Jobst Mehrmann, Inhaber von Berlins fünftem Protein-Shop, freut sich: „Endlich mal ein positiver Trend – dafür steht das Pro- nämlich: dafür und nicht dagegen.“ In seinem Laden vertreibt er nicht nur die ganze Palette proteinhaltiger Nahrungs(ergänzungs)mittel, sondern auch Non-Food-Produkte wie Eiweißreiniger der Firma Speick, der Erfinderin des sogenannten Speick-Proteins. Und sein Eiweißbrot ist inzwischen auch bei Prominenten gefragt. „Apropos, entschuldigen Sie mich, ich muss neuen Teig ansetzen“, sagt Mehrmann zwinkernd und öffnet seinen Hosenstall.

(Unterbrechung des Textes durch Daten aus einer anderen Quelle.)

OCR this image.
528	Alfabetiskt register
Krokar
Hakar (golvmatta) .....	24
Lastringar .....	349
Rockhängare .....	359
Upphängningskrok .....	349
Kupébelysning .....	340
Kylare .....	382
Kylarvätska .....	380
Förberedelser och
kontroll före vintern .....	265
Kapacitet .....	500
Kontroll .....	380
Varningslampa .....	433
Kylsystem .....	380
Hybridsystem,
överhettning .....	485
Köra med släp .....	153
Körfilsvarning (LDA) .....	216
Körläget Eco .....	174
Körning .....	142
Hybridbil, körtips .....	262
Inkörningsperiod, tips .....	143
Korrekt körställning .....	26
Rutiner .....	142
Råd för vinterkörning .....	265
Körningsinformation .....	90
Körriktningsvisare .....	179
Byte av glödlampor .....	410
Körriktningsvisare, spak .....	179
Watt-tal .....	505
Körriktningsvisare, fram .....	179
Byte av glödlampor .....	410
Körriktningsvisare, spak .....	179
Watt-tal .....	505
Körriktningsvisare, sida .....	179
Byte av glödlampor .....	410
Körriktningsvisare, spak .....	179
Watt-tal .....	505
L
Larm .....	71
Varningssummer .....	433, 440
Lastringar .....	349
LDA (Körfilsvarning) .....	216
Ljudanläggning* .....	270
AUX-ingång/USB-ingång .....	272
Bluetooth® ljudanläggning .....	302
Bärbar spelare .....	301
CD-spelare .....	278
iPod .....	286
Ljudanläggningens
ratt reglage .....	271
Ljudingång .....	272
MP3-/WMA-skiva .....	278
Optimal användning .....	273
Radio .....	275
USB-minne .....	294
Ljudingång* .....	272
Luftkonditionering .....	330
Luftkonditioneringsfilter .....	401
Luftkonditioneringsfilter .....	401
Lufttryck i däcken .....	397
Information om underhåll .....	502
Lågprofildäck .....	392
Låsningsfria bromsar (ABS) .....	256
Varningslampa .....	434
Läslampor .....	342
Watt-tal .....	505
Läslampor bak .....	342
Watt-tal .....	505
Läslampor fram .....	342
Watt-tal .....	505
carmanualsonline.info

Die Sucht nach dem „weißen Gold“ trat natürlich zuerst in Amerika auf. Madonna schwört seit Jahren auf Molke-Einläufe, Neumutter Naomi Campbell reibt sich unmittelbar vor dem Stillen die Brustwarzen mit Proteinpulver ein, und Extrem-Gourmet Guy Fieri hat zwischen zwei Herzinfarkten den Protein-Hackfleisch-Light-Pancake-Shake erfunden. Immer mehr Promis vertreiben eigene High-Protein-Produkte, ein garantierter Renner im Sommer wird zum Beispiel „Ai Wei Weis Eiweiß-Eis“.
Fürs Essen ein neuer Hype
Für Julia Klöckner (CDU) kommt der neueste Food-Hype wie gerufen. „Deutschland will Protein. Wir haben verstanden.“ So eröffnete die Ernährungsministerin ihre Rede bei der Einweihung einer neuen Proteinquelle im Mossautal vergangene Woche. „Dass sich die Menschen plötzlich vernünftig ernähren, verdankt sich zu großen Teilen meiner Lebensmittelampel“, räumt die Politikerin bescheiden ein. „Die Kennzeichnung auf den Verpackungen schubst die Bevölkerung sanft, aber passiv-aggressiv weg vom ewigen Speck-Zucker-Einheitsbrei und hochkalorischen Convenience-Fraß.“
Eiweißreiche Speisen und Getränke bewegen sich automatisch im gelben bis grünen Bereich. Das Ministerium plant jetzt sogar die Einführung einer eigenen Nutriscore-Farbe für High-Protein-Snacks: Eierschale, passenderweise. Außerdem soll ab sofort eine Auszeichnung an das eiweißreichste Produkt verliehen werden; als erstes nominiert wurden die „Goldenen Mini-Windbeutel“ des Rewe-Eigensegments „frei von“ – die Füllung der Tiefkühlgebäckstücke ist tatsächlich frei von allem, außer steifgeschlagenem Eiweiß.
Ein drängendes Problem hat Ministerin Klöckner jedoch unter den Tisch fallen lassen. Als unangenehmer Nebeneffekt davon, dass Millionen von Eiern das begehrte Eiweiß entnommen wird, landet das ungeliebte Eigelb millionenfach … ja, wo eigentlich? Dass es heimlich geschreddert werde, behauptet Peta, andere mutmaßen, die Eigelbmassen würden heimlich von einer italienischen Zabaione-Manufaktur als „Originalzutat lokaler Herkunft“ abgekauft. Aber wer weiß, womöglich kommt in ein paar Jahren Eidotter in Mode, und alles gleicht sich wieder aus.